As for the recent media headlines asserting that 45% of large irrigators in NSW have not upgraded to compliant meters, some context is necessary.
First, the irrigators already have meters. After the 2017 Four Corners story ‘Pumped’, the Government responded by setting up NRAR and adopting a gold metering standard that irrigators large and small across NSW must comply with in a phased rollout ending in late 2023. No irrigators anywhere else in Australia have to have meters meeting this standard.
First tranche is those with the largest pumps, numbering 384-480 entities (the authorities are unable to provide an exact number). Their deadline was 1 December last year.
When setting deadlines, the Government didn’t check first whether any manufacturers actually made meters that could perform to that standard in the field. Most weren’t interested in designing such a meter given the small size of the NSW market in global terms.
Five companies eventually entered the market, and only one manufactures in Australia. These are not off-the-shelf devices, and irrigators are waiting up to 10 months for meters to arrive.

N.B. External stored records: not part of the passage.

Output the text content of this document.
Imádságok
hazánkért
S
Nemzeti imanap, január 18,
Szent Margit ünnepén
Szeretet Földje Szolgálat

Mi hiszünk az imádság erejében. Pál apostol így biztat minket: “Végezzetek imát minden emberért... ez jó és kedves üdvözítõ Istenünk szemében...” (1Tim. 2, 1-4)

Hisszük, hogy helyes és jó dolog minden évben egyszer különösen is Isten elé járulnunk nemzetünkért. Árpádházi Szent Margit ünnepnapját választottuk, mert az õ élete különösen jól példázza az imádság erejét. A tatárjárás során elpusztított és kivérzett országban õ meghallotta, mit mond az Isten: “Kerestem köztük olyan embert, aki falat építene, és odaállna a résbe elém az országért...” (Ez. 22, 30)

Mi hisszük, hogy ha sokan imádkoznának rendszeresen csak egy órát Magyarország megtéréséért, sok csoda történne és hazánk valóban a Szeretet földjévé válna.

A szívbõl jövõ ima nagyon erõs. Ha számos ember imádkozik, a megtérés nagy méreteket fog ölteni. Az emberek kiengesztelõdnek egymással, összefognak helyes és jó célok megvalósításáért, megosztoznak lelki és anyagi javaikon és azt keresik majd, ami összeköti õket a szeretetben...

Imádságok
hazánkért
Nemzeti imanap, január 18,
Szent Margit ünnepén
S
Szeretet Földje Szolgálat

The meters then need to be installed, validated and certified by DQPs. However, we have called around and found only about 100 of them are active in the market.
NRAR has to some extent accepted irrigators are facing barriers beyond their control.
NRAR’s 45% headline relates to a small subset, many of whom are now on a pathway to compliance. Our research shows it is only a very small handful of less than 10 irrigators who haven’t acted yet. The rest are caught in the Governments stroll-out with nothing more they can do.
The rollout will only get more challenging. An estimated 3200 irrigators with about 7500-8000 smaller works in the northern inland valleys are in Tranche 2. They need to have meters compliant with the new standard installed and validated by 1 December this year.
That means the manufacturers are even more swamped. But even if all the meters arrived at the farms tomorrow, they will need to be installed at a rate of 88 meters per workday. Then, based on Tranche 1, NRAR officers will need to travel 900,000km, or 22 laps around the Earth, to audit the Tranche 2 works.
Many more DQPs are desperately needed, along with a validation portal that works and adequate mobile coverage so that meters and telemetry devices can be read remotely as required under the reforms and therefore be certified as compliant.
To repeat, irrigators already have meters in place. This reform is about upgrading those meters to a higher gold standard. The industry supports the reform but has warned the Government repeatedly over the years that it must admit and address the barriers outside irrigators’ control.
Without serious change by Government to pick up the pace, there is impending policy failure and industry will not take the blame for that.